Florida Gov. Charlie Crist recently signed into law a transportation bill that will allow heavier trucks on designated state roads. The bill authorizes vehicles weighing up to 88,000 lbs. on certain roads. The 80,000 lbs. limit remains for the Interstates.
Florida has just become the latest test case for heavier trucks, which several industry groups support. But the bill faced resistance in Florida.
“What it all boils down to is safety," said Steve Casey, executive director at the Florida Sheriffs Association. "The well-being of the hundreds of thousands of motorists who travel on Florida's roadways is being put at risk for the sake of special interests. The heavier the truck, the more difficult it is to control. There’s a danger factor that all Floridians should be aware of as far as this legislation is concerned - the fact that they are being ignored is beyond distressing."
The Florida DOT said raising the limit would require $150.7 million more annually to repair damaged infrastructure.
“Beyond the safety ramifications, Florida just doesn't have the transportation maintenance funds to make this legislation work," said Fraser Howe, PE, chairman of the American Society of Civil Engineers committee which published the 2008 Report Card on Florida’s Infrastructure. "We’ve seen countless state and federal studies that show increased damage occurs to our roads and bridges as a result of higher volumes of heavy big rigs. While the Florida legislature passes legislation that would damage our highways, they are cutting the Dept. of Transportation's budget. The pieces just don’t fit.”
Opponents also point out the safety issues that come with heavier trucks.

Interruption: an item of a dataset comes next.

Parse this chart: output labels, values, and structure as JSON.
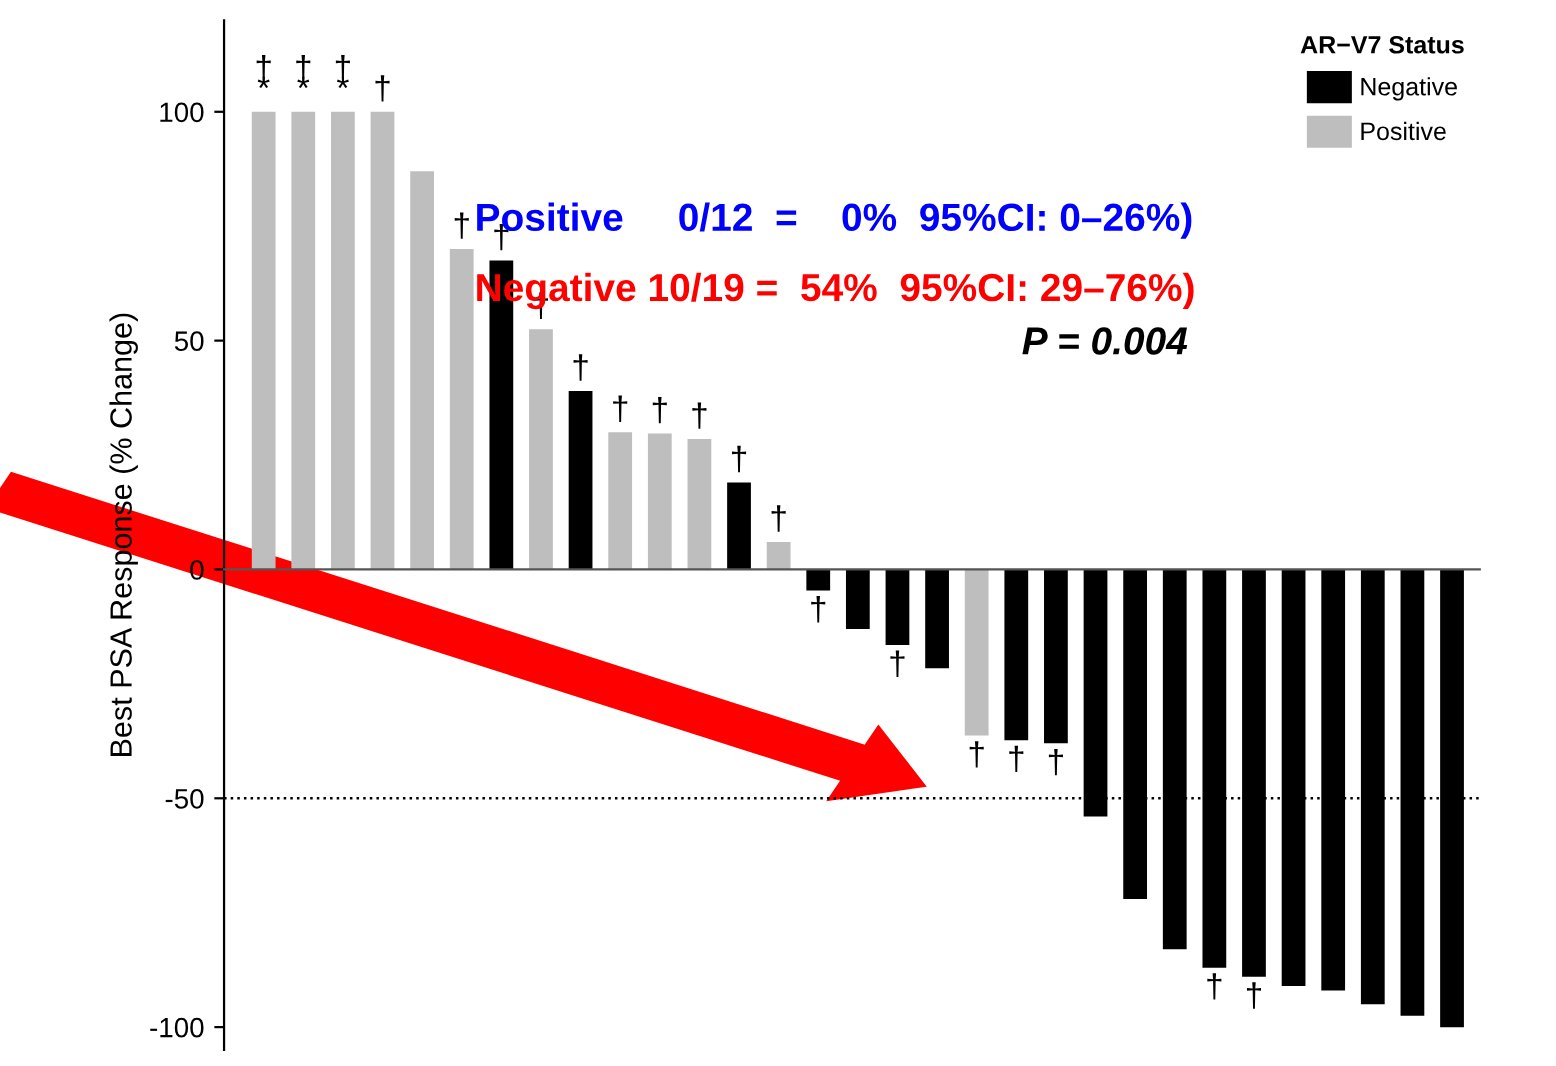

“The dangers of increasing tractor-trailer truck weights are well known – they are harder to stop, steer and more vulnerable to rollover during a crash,” said Tom Guilmet, the executive director of the Florida Safety Council. “But, by far, the most compelling objection to heavier trucks is the fact that they will cause more deaths and injuries on our highways.”
But while a number of organizations fight heavier trucks, some are pushing for the increased productivity these trucks can provide.
“With truck traffic growing 11 times faster than road capacity, with overall traffic congestion still expected to double by 2035, this is the time to act to allow for higher gross vehicle weight limits on our highways,” Harry Haney III, associate director--logistics operations for Kraft Foods, said in comments at the National Private Truck Council’s (NPTC) annual meeting. “Now is the time to act on this – it’s a once-in-a-generation opportunity.”
Florida’s law says companies must submit a planned route for approval before the truck can enter the roadway. As the war wages on for heavier trucks, this may be a small battle worth watching.